Puddicombe was born in London but grew up in Bristol, UK. He attended Wellsway Comprehensive School in Keynsham, and studied Sports Science at De Montfort University. He also achieved a Foundation Degree in Circus Arts.
In 1994, Puddicombe gave up his studies in sports science and instead travelled to Asia to train as a Buddhist monk. He has attributed this in part to an effort to cope with the trauma of bereavement.
His meditation training took him to India, Nepal, Burma, Thailand, Australia and Russia; culminating in full ordination at a Tibetan monastery in India, in the Himalayas. Having completed a one-year cloistered retreat in Scotland, he returned to Russia, where he taught meditation in Moscow for four years before reaching the end of his monastic commitment.
In 2004 Puddicombe returned to the UK where he studied Circus Arts in London while simultaneously building his own private meditation practice in the city, wanting to make "meditation and mindfulness accessible, relevant and beneficial to as many people as possible".
Puddicombe set up a private meditation practice in 2006, and spent the next four years working as a mindfulness consultant, while adapting the language and techniques he had previously learned. During this time he met his future business partner and co-founder of Headspace, Rich Pierson. Puddicombe has often attributed the success of Headspace to Pierson's involvement.
Headspace launched in 2010, originally as an events company in London. Its first online meditations were uploaded to its website before, in January 2012, the first Headspace app was launched. The shared mission of both Andy Puddicombe and Richard Pierson was pretty straightforward: to demystify meditation and to make it more accessible, more relevant to the modern-day world, and more creatively engaging.
Puddicombe has written three books, all published by Hodder & Stoughton, Hachette.Get Some Headspace (2011) is an in-depth introduction to the Headspace techniques.

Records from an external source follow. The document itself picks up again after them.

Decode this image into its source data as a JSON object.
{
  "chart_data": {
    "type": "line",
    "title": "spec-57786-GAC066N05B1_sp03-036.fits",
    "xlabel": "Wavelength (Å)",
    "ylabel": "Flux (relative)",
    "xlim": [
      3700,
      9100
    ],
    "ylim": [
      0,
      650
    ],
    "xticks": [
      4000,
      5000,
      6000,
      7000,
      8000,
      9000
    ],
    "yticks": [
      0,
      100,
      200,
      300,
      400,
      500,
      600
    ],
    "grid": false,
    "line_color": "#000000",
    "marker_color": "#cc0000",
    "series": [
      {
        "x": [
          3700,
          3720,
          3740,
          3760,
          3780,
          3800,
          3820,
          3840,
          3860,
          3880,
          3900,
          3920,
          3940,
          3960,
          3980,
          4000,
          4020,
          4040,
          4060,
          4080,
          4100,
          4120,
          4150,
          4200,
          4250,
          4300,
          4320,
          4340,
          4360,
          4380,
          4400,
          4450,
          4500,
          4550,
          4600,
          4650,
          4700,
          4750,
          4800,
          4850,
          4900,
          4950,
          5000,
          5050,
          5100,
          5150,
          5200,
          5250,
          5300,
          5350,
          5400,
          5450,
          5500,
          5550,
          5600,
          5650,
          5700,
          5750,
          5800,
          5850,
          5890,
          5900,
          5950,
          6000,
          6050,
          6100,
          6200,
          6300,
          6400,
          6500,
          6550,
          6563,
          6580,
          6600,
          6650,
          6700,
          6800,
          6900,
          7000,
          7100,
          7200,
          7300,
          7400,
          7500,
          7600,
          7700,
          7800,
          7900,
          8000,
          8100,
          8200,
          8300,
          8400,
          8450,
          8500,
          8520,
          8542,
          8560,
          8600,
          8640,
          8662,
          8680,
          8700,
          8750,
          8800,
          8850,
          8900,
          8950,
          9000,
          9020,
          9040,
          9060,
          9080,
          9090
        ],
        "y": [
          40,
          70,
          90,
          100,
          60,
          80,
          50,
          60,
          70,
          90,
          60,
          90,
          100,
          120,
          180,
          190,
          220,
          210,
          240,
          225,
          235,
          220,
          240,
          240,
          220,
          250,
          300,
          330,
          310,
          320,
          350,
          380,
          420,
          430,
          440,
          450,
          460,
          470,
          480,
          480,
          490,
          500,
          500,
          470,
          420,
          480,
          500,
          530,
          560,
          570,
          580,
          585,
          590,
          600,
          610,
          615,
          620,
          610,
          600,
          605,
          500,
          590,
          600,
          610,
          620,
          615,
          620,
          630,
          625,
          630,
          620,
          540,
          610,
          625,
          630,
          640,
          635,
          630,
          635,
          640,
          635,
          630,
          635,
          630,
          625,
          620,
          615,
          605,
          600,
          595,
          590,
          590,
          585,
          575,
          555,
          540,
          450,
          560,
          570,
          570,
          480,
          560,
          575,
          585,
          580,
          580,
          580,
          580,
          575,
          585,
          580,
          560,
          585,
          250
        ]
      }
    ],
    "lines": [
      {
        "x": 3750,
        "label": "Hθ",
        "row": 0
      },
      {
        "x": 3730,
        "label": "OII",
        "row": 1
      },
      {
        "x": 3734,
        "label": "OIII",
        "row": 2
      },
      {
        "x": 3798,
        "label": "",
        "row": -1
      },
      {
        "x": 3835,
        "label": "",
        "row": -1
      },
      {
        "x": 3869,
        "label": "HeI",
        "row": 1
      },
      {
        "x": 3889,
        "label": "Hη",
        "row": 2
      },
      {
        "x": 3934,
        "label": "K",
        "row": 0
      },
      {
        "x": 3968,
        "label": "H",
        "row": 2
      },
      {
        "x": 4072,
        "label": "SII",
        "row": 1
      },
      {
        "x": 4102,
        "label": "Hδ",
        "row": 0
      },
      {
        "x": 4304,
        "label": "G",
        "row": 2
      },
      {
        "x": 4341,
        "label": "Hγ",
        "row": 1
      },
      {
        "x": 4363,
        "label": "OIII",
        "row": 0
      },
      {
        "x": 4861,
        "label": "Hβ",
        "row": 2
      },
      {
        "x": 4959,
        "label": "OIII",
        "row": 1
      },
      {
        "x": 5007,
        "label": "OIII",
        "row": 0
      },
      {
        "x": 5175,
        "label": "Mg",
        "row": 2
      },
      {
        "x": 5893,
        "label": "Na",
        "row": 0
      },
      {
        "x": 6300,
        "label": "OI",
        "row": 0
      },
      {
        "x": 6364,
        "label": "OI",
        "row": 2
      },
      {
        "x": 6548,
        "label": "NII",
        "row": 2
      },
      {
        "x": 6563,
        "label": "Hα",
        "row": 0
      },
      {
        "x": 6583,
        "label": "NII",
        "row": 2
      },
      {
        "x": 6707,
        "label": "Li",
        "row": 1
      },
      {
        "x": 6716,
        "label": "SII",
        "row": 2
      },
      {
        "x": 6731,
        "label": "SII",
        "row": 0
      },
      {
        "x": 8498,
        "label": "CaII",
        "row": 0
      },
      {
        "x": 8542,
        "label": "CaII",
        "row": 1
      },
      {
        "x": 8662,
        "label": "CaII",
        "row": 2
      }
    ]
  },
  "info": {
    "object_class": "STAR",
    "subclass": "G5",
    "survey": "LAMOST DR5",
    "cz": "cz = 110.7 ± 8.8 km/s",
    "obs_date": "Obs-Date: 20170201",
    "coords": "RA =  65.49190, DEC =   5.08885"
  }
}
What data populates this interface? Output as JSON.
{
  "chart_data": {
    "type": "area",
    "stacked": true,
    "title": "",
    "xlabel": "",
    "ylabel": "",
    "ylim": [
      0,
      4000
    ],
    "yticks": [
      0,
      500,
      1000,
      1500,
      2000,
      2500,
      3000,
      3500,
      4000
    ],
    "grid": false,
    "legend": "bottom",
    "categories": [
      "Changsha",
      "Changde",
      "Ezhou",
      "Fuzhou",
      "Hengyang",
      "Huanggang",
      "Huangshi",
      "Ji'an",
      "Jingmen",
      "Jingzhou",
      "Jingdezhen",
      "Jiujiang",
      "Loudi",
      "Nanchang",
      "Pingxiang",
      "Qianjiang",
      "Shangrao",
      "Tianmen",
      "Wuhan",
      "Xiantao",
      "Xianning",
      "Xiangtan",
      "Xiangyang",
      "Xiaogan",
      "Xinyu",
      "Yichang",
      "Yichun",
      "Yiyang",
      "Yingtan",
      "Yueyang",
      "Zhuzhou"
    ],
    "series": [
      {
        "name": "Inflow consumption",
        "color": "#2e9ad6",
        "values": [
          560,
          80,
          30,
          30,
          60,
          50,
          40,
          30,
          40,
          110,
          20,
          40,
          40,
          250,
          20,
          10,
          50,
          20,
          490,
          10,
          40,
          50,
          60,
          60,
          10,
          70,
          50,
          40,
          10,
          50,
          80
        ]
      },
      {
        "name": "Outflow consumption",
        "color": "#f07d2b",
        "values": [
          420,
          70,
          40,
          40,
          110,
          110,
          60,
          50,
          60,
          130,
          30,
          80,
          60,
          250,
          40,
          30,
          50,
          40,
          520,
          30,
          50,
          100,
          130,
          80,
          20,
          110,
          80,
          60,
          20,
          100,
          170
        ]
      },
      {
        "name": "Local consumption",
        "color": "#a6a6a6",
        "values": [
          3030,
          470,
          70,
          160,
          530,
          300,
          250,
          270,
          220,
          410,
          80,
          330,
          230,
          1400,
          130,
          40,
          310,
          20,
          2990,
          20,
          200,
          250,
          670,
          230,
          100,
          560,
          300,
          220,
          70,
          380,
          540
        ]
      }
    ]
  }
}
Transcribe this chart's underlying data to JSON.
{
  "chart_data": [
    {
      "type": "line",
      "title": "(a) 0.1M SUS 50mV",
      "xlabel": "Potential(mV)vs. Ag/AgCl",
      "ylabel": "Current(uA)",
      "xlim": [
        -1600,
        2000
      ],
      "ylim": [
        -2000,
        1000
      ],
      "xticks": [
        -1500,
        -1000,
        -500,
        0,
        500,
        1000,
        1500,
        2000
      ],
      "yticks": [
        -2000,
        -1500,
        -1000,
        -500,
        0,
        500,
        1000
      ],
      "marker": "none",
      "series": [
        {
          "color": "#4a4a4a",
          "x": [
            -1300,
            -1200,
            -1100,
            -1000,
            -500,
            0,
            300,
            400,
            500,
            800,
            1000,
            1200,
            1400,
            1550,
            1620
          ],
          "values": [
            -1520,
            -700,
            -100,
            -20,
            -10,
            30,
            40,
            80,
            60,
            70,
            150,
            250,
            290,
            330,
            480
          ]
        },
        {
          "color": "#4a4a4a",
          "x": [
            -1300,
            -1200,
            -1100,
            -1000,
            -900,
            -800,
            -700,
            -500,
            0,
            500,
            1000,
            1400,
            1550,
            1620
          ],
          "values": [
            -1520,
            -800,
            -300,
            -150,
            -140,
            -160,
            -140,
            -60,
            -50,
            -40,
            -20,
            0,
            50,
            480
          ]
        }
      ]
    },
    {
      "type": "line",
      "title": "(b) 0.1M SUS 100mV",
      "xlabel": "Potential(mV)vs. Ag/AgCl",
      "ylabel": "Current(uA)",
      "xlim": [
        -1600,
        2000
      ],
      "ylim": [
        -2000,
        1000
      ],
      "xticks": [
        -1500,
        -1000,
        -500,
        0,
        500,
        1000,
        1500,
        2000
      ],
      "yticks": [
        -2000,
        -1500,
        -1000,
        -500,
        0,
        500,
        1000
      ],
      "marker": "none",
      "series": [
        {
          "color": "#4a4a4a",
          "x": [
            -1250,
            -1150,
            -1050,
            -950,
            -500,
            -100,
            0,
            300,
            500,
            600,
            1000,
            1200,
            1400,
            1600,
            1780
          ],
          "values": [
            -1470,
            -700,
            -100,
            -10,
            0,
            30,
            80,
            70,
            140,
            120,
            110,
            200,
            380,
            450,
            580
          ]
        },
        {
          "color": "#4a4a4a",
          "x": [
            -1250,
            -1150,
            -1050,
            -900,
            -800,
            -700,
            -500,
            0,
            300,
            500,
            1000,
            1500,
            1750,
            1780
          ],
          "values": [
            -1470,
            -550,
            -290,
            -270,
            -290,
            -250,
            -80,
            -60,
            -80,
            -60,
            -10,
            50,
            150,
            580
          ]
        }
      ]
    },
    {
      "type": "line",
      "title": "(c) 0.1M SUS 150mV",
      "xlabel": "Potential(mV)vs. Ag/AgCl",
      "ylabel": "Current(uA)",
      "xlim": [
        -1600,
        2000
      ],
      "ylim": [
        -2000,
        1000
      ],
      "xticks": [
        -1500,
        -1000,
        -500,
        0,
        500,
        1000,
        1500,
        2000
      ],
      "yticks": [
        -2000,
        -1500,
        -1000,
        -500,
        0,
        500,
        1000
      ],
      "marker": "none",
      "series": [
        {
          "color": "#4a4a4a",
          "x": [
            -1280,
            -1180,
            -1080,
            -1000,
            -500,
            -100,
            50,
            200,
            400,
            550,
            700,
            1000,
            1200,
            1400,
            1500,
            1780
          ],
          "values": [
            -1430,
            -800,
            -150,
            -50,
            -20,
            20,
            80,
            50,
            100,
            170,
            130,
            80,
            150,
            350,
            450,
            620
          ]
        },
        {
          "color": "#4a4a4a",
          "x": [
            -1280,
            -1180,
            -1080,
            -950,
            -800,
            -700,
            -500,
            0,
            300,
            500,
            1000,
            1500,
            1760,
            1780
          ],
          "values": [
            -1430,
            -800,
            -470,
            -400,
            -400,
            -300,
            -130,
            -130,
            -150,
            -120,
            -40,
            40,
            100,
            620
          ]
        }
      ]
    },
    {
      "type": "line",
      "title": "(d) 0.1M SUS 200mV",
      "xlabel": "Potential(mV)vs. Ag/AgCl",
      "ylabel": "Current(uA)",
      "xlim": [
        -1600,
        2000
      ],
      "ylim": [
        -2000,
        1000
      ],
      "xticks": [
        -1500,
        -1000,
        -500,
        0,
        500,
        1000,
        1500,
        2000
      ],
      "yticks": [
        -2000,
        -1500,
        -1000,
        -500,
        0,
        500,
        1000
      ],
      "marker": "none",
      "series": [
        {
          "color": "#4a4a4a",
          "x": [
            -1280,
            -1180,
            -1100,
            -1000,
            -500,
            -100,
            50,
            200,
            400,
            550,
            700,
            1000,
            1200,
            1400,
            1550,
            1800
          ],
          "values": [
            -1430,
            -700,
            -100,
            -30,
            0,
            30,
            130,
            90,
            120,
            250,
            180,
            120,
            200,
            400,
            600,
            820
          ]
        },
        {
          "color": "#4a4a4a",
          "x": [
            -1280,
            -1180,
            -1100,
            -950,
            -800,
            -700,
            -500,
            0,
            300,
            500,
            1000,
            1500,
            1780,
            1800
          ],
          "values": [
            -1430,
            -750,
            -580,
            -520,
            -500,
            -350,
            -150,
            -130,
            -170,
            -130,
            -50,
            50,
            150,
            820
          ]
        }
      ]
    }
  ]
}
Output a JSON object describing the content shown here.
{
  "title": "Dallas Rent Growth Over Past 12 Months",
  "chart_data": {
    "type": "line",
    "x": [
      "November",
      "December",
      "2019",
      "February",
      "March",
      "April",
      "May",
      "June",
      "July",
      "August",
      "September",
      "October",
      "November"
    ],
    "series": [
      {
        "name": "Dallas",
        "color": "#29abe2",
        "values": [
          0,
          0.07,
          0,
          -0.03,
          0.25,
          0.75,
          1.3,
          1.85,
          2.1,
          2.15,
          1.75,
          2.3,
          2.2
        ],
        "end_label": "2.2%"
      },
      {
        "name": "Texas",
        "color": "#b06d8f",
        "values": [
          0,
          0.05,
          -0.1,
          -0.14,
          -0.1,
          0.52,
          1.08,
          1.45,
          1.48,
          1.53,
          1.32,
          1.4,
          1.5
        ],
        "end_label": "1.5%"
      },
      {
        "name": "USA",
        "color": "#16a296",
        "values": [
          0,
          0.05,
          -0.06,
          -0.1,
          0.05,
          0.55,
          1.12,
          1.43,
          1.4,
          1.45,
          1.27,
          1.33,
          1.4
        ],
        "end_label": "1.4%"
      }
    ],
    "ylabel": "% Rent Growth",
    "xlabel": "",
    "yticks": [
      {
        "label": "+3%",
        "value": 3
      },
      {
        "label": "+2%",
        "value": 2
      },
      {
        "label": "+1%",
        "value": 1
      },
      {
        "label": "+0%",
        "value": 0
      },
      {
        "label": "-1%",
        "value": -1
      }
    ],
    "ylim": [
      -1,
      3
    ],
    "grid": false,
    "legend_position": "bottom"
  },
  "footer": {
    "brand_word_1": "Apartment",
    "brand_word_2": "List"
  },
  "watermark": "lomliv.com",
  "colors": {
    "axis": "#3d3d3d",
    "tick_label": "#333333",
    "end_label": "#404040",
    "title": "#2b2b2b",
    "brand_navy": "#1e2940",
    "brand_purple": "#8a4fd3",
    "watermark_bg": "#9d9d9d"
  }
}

The Headspace Diet (2013) teaches readers how to use mindfulness rather than fad-diets to reach their ideal personal weight.
The Headspace Guide to...a Mindful Pregnancy (2015) sets out to teach couples how to calmly navigate the anxieties and demands of pregnancy.
Puddicombe is a regular contributor to The Guardian, The Times and Huffington Post, writing about the benefits of mindfulness.
In 2013, Puddicombe was featured on the BBC science documentary, Horizon 'The Truth About Personality', in which the Headspace app was tested for efficacy. In laboratory experiments carried out over 7 weeks, the BBC Presenter, Dr Michael Mosley, experienced progressively less negative thought, whilst overcoming more than a decade of insomnia.
Puddicombe contributes to BBC News and BBC Radio on matters of meditation, mindfulness, mental health and lifestyle. In 2010 he took part in the Pause For Thought series on BBC Radio 2, with weekly appearances on the Chris Evans radio show, with over 9 million listeners. This is alongside other contributions to stations such as NPR (National Public Radio) in the US.
Puddicombe's first appearance on US TV came in 2013, taking part in the Dr Oz show. He discussed the rise of meditation, the scientific benefits, as well as his personal journey as a Buddhist monk. He then hosted a separate segment in which he taught the studio audience and television viewers how to meditate. He has also appeared on other network shows, such as ABC and KTLA News, discussing the benefits of meditation.
In August 2017, Puddicombe was a guest on The Tonight Show Starring Jimmy Fallon. During his appearance, he guided the show's host, The Roots, and the audience through a two minute meditation.
In November 2012, Puddicombe gave a TED Talk, entitled 'All It Takes Is 10 Mindful Minutes', outlining the benefits of taking time out each day to practise mindfulness. To date it has accrued 7 million views, and was among the first TED Talks to be featured on Netflix.
Puddicombe lives in Santa Monica, California with his wife and two sons. In 2013, Puddicombe announced that he was receiving treatment for testicular cancer. In an interview with the Guardian newspaper, he revealed how mindfulness had helped him to cope with the physical, emotional and mental impact of the illness.
In August 2014, Puddicombe was one of 200 public figures who were signatories to a letter to The Guardian opposing Scottish independence in the run-up to September's referendum on that issue.